Author : Ian Hill
Suspended above the ethereal ocean of dense fog was a network of free-standing platforms connected by thin, low hanging wires. Each platform was suspended hundreds of feet above the roiling accumulation of toxic gases. The towers were manned by a single sentry who kept an eye on their surroundings. It was an alert system, a sort of wide-spread security lattice intended to report any advances of the nation’s enemies. The job was essentially a life sentence.
The single operator stood tall on the platform, his hands gripping the sides of the lone terminal as he swiveled his head back and forth to monitor the horizon. The console was a convoluted machine bearing a series of toggle switches and red keys coupled with a line of unlit bulbs. From the dirty terminal’s top right corner a tall antenna sprang up and reached high overhead to connect to the gently waving communication wire that shot off into the distance to eventually disappear in the haze.
The operator himself was a tall man plagued with vertigo. It was imperative that he remain completely still and anchored to the terminal so he wouldn’t topple over the precarious tower’s side. The dusty metal decking was large enough to allow only a few steps in each direction. The support beam was old and rickety, he didn’t dare unsettle it and risk structural integrity.
The sky was dark and infected with thick clouds of blackness that gradually hovered toward the uninhabited southern lands. Biting wind charged with particles of burning salt whipped around the operator as he tightened his grip on the stable console. Suddenly, a wave of nausea overcame him. The man looked down and closed his eyes, trying to keep from stumbling to the side and falling down far below into the deadly ocean of yellow fog.
What lay below hidden in the encompassing shroud was a hive of terror. The border operators who stood atop their thin posts had to listen as the monstrosities below clicked away, their massive claws dragging across the lowest level of rock. Sometimes they fought amongst each other, issuing forth deep wails of pain and hatred. It was unsettling.

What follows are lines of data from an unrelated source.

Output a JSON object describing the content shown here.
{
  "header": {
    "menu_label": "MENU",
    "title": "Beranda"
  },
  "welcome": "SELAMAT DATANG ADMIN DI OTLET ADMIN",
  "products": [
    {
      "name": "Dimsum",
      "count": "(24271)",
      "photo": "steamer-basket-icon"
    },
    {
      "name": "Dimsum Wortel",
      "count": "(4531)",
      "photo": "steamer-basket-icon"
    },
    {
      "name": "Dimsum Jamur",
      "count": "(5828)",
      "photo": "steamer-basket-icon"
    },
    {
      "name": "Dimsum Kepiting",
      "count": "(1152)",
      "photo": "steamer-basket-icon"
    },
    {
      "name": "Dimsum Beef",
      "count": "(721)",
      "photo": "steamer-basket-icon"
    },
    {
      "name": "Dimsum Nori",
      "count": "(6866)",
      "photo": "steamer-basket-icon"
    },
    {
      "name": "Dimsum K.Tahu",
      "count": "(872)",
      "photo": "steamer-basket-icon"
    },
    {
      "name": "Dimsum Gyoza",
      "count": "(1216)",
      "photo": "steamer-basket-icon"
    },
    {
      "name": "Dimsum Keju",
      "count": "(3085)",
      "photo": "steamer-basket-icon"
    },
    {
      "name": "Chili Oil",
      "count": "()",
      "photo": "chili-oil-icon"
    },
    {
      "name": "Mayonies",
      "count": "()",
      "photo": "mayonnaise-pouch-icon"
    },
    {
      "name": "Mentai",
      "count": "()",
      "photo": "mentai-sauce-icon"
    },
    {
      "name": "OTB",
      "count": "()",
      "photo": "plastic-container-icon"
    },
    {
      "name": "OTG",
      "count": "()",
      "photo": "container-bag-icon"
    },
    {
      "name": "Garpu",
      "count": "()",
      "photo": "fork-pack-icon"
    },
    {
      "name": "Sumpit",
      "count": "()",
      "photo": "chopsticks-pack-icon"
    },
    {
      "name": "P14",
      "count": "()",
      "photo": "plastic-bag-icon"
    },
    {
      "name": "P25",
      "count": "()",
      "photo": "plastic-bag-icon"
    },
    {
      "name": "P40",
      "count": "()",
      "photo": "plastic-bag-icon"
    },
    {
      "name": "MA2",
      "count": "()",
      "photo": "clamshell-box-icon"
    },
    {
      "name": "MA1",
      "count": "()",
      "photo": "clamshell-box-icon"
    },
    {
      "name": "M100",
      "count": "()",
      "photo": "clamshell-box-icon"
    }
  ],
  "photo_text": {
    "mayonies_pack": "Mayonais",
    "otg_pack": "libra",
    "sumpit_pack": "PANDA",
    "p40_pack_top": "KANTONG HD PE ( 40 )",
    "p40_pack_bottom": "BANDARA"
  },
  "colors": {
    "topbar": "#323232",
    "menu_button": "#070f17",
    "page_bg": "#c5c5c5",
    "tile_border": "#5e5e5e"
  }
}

Soon, the nausea had passed. The operator wearily opened his eyes and gazed down at the industrial terminal as its rusty cogs churned underneath the spotted faceplate. A light was blinking, a single point of green. Years back in the operator’s training he had been briefed on all different alerts that this console had to offer. Over time he had forgotten most of the strictures and ordinances, but this light was something that he immediately recognized despite never seeing it in action before.
The man recoiled back slightly, shaking his head back in forth to make sure he wasn’t hallucinating the notification. He glanced over his shoulder and followed the mile-long wire to his view’s edge. Below, the fog was raging back and forth as waves of the toxic miasma rose up and sunk.
The operator reached into his heavy coat’s pocket and removed a single iron key. Hesitantly, he poised the rusted device over the slot in the terminal. He glanced back at the blinking light to assure himself that it was, in fact, a reality and not some nightmarish figment.
This green harbinger was a call of distress from far, far away. Out on the furthest fringes one of the most far flung border operators had been felled. The wire had been severed and the tower’s thin column had disintegrated into nothingness. An invasion was beginning, an army from the depths was rising up from the mist to march on the father nation.
Another light in the row of darkened bulbs clicked on. Gradually, more and more of them became illuminated as more and more platforms were destroyed. The operator squinted off to the horizon fearfully, trying to see some sign of the impending doom. There were only thirty more towers before his light would be next in line. He had to flee.
The operator slowly unclenched his left hand from the terminal, his bones creaking and prickling in protest. He had almost forgotten how it felt to move this anchoring limb. He took one last look at the twinkling bulbs before climbing on top of the console. He unceremoniously tossed the key aside and began to shuffle up the thin antenna. It creaked under his weight, but the mechanism was sturdy enough. It was built to withstand torrential storms and hurricanes of sheering wind.
He kept his eyes shut and refused to imagine how terrible a fall from this height would be. Soon, he had reached the antenna’s top and began to shuffle across the ropey wire. A few sparks rained down from his glove’s contact, but the operator powered on.
It’d be a long trip, the harrowing horizontal climb would take days to reach the next tiny outpost. He would stay ahead of the deadly wave and he would relay news of invasion to the nation. It was just a matter of time before the wire would be severed.